Triumfatorem trzeciego etapu Tour of Turkey został Fabio Jakobsen. Holender z Deceuninck – Quick Step po świetnym rozprowadzeniu bez trudu pokonał zwycięzcę dwóch pierwszych aktów rywalizacji, Sama Bennetta (BORA-hansgrohe). „Bez moich kolegów z drużyny ten sukces byłby niemożliwy” – ocenił na finiszu 22-latek.
Jakobsen na tureckich szosach odniósł swoje jubileuszowe, 10. zawodowe zwycięstwo.
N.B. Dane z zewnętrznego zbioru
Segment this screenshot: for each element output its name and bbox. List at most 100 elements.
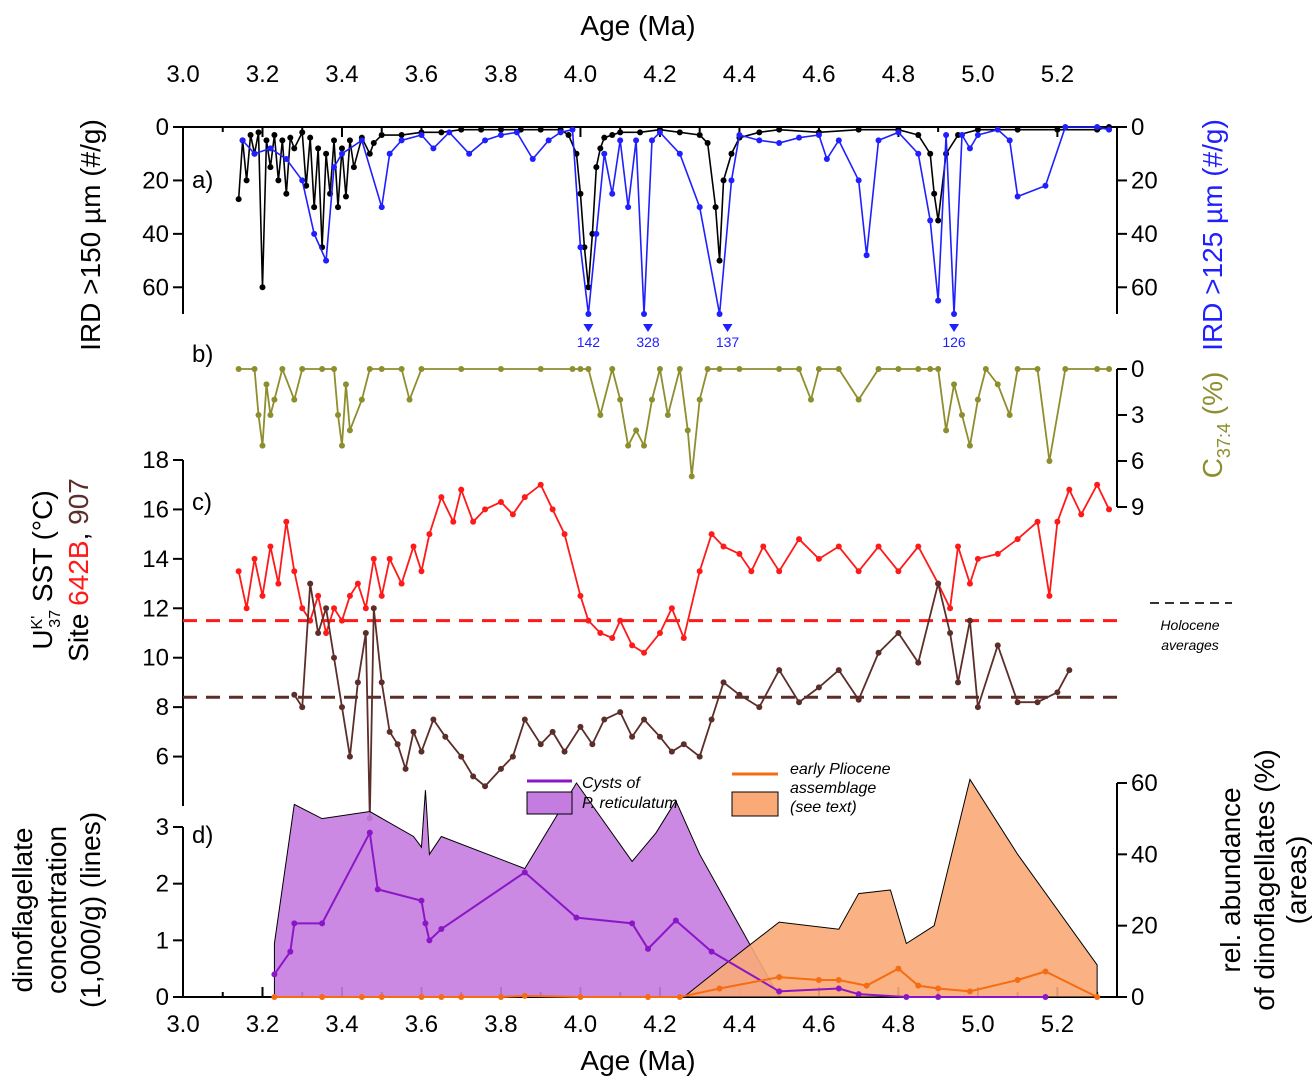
- panel-a-right-tick-label: 20: [1131, 167, 1158, 194]
- panel-d-left-label-1: dinoflagellate: [7, 827, 38, 992]
- sst-907-line-point: [1014, 699, 1021, 706]
- sst-907-line-point: [509, 753, 516, 760]
- sst-907-line-point: [394, 741, 401, 748]
- ird-125-line-point: [776, 140, 783, 147]
- sst-907-line-point: [974, 704, 981, 711]
- ird-150-line-point: [676, 129, 683, 136]
- sst-642b-line-point: [549, 506, 556, 513]
- c374-line-point: [633, 427, 640, 434]
- panel-a-tag: a): [192, 167, 213, 194]
- ird-150-line-point: [255, 129, 262, 136]
- x-bottom-tick-label: 4.0: [564, 1011, 597, 1038]
- ird-150-line-point: [370, 140, 377, 147]
- c374-line-point: [458, 366, 465, 372]
- ird-125-line-point: [796, 134, 803, 141]
- ird-125-line-point: [716, 311, 723, 317]
- sst-907-line-point: [299, 704, 306, 711]
- ird-125-line-point: [311, 230, 318, 237]
- sst-907-line-point: [1034, 699, 1041, 706]
- ird-125-line-point: [557, 129, 564, 136]
- c374-line-point: [676, 366, 683, 372]
- sst-907-line-point: [386, 728, 393, 735]
- x-top-tick-label: 3.2: [246, 61, 279, 88]
- reticulatum-concentration-line-point: [903, 994, 910, 1000]
- sst-907-line-point: [668, 748, 675, 755]
- c374-line-point: [279, 366, 286, 372]
- ird-150-line-point: [378, 132, 385, 139]
- ird-125-line-point: [641, 311, 648, 317]
- c374-line-point: [1106, 366, 1113, 372]
- ird-125-line-point: [656, 129, 663, 136]
- c374-line-point: [927, 366, 934, 372]
- sst-907-line-point: [497, 765, 504, 772]
- ird-125-line-point: [446, 129, 453, 136]
- pliocene-concentration-line-point: [1094, 994, 1101, 1000]
- pliocene-concentration-line-point: [271, 994, 278, 1000]
- legend-orange-label-2: assemblage: [790, 780, 876, 797]
- panel-a: 0 20 40 60 0 20 40 60 142 328 137 126: [142, 114, 1157, 350]
- sst-907-line-point: [875, 649, 882, 656]
- ird-150-line-point: [243, 177, 250, 184]
- sst-907-line-point: [482, 783, 489, 790]
- sst-642b-line-point: [378, 592, 385, 599]
- x-bottom-tick-label: 3.2: [246, 1011, 279, 1038]
- overflow-marker: [583, 324, 594, 332]
- c374-line-point: [1014, 366, 1021, 372]
- sst-907-line-point: [1054, 689, 1061, 696]
- ird-150-line-point: [267, 164, 274, 171]
- sst-642b-line-point: [299, 605, 306, 612]
- ird-150-line-point: [497, 126, 504, 133]
- panel-a-right-tick-label: 40: [1131, 221, 1158, 248]
- ird-125-line-point: [815, 132, 822, 139]
- ird-125-line-point: [855, 177, 862, 184]
- ird-125-line-point: [482, 137, 489, 144]
- reticulatum-concentration-line-point: [287, 948, 294, 955]
- pliocene-concentration-line-point: [497, 994, 504, 1000]
- sst-642b-line-point: [235, 568, 242, 575]
- ird-125-line-point: [323, 257, 330, 264]
- c374-line-point: [951, 381, 958, 388]
- pliocene-concentration-line-point: [418, 994, 425, 1000]
- c374-line-point: [418, 366, 425, 372]
- sst-642b-line-point: [509, 511, 516, 518]
- c374-line-point: [251, 366, 258, 372]
- c374-line-point: [609, 366, 616, 372]
- ird-125-line-point: [1106, 126, 1113, 133]
- overflow-marker: [949, 324, 960, 332]
- sst-642b-line-point: [275, 580, 282, 587]
- c374-line-point: [299, 366, 306, 372]
- ird-150-line-point: [275, 177, 282, 184]
- ird-125-line-point: [593, 230, 600, 237]
- reticulatum-concentration-line-point: [521, 869, 528, 876]
- panel-c-left-tick-label: 10: [142, 645, 169, 672]
- c374-line-point: [736, 366, 743, 372]
- sst-642b-line-point: [354, 580, 361, 587]
- panel-d-right-label-2: of dinoflagellates (%): [1249, 749, 1280, 1010]
- ird-125-line-point: [386, 150, 393, 157]
- c374-line-point: [974, 396, 981, 403]
- sst-642b-line-point: [796, 536, 803, 543]
- ird-150-line-point: [478, 126, 485, 133]
- ird-125-line-point: [609, 190, 616, 197]
- panel-d-tag: d): [192, 822, 213, 849]
- sst-642b-line-point: [668, 605, 675, 612]
- c374-line-point: [271, 396, 278, 403]
- sst-642b-line-point: [947, 605, 954, 612]
- sst-907-line-point: [855, 696, 862, 703]
- c374-line-point: [684, 427, 691, 434]
- pliocene-concentration-line-point: [915, 982, 922, 989]
- legend-purple-box: [526, 791, 573, 815]
- panel-d-left-label-3: (1,000/g) (lines): [75, 812, 106, 1008]
- x-axis-top: 3.0 3.2 3.4 3.6 3.8 4.0 4.2 4.4 4.6 4.8 5.0 5.2: [166, 61, 1117, 137]
- x-axis-title-bottom: Age (Ma): [580, 1045, 695, 1076]
- sst-642b-line-point: [696, 568, 703, 575]
- sst-907-line-point: [315, 630, 322, 636]
- c374-line-point: [915, 366, 922, 372]
- sst-907-line-point: [736, 691, 743, 698]
- ird-150-line-point: [259, 284, 266, 291]
- panel-b-right-label: C37:4 (%): [1197, 372, 1234, 479]
- sst-907-line-point: [577, 723, 584, 730]
- ird-150-line-point: [585, 284, 592, 291]
- sst-642b-line-point: [410, 543, 417, 550]
- sst-907-line-point: [617, 709, 624, 716]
Było jednak ono zwieńczeniem znakomitej pracy pozostałych kolarzy Deceuninck – Quick Step, którzy perfekcyjnie rozprowadzili młokosa.
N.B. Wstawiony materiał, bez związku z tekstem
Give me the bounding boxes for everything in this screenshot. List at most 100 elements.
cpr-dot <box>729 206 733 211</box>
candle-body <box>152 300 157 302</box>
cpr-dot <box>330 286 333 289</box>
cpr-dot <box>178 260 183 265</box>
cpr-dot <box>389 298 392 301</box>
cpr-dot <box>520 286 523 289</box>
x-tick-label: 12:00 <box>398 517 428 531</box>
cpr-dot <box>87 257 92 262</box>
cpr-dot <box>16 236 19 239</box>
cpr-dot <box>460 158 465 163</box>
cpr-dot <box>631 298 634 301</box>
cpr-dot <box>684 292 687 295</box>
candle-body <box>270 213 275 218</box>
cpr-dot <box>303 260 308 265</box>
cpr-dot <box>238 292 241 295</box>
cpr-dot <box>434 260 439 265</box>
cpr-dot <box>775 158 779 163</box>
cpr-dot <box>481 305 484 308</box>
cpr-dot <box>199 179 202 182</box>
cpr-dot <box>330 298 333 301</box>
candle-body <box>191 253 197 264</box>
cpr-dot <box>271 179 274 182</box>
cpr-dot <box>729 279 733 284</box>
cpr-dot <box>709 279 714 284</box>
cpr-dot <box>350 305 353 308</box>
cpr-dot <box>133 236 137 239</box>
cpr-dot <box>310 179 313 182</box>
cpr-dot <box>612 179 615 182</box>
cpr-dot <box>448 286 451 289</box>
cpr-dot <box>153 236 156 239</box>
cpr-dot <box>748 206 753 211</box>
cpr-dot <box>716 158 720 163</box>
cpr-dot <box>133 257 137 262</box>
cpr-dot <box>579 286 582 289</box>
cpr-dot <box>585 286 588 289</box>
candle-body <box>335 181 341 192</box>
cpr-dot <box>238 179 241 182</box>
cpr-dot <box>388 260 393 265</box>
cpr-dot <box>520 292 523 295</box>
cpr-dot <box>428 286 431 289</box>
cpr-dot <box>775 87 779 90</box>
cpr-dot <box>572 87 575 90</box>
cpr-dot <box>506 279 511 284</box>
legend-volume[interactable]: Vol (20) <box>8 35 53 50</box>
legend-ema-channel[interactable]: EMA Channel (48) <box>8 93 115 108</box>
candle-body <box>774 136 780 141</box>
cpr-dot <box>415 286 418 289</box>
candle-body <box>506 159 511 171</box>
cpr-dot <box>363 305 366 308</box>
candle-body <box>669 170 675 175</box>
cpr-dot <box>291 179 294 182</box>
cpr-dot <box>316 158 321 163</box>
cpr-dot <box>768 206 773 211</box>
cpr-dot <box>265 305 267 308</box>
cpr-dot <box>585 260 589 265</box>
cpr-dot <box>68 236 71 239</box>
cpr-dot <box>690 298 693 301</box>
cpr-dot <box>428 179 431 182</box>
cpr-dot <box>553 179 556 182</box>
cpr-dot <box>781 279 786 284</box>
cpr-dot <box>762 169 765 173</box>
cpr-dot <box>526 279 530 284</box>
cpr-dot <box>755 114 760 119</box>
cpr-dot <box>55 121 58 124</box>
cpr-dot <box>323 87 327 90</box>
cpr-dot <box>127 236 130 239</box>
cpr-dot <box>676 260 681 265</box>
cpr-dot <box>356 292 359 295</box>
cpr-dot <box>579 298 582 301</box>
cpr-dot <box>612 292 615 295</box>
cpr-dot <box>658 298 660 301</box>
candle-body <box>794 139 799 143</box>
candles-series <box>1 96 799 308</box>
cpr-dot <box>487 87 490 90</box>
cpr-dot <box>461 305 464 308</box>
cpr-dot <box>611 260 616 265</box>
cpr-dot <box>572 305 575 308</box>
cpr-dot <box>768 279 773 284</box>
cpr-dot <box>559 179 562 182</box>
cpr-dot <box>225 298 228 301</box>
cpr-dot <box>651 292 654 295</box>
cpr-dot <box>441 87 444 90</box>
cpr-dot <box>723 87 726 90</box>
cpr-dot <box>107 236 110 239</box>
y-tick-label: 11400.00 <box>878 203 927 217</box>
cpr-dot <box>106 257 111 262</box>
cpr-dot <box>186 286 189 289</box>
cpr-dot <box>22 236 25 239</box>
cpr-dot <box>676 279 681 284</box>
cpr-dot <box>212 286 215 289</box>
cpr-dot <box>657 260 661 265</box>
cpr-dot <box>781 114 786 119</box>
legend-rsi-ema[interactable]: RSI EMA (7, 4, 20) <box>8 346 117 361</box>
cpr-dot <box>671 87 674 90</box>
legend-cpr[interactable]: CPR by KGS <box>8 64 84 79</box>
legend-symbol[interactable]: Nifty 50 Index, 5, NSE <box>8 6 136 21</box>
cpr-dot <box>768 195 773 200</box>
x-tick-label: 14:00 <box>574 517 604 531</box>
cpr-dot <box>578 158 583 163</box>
Tę wygraną dedykuję kolegom z ekipy. Bez nich ten sukces nie byłby możliwy, wyprowadzili mnie na znakomitą pozycję
– mówił Jakobsen na linii mety.
Max (Richeze – przyp.red.) kończył mnie rozprowadzać. Na ostatnich dwustu metrach czułem się świetnie i nawet flagi, które kibice trzymali tuż przy finiszu, nie mogły mi przeszkodzić. Cieszę się z tego sukcesu i z faktu, że będę mógł wrócić do kraju opromieniony zwycięstwem
– podsumował.
Mimo świetnej formy Jakobsena, niewiele wskazuje na to, by jego bardzo ostrożnie ułożony kalendarz startów uległ zmianie. Po zakończeniu zmagań w Turcji wyjedzie on do Kalifornii, gdzie powalczy w worldtourowej etapówce.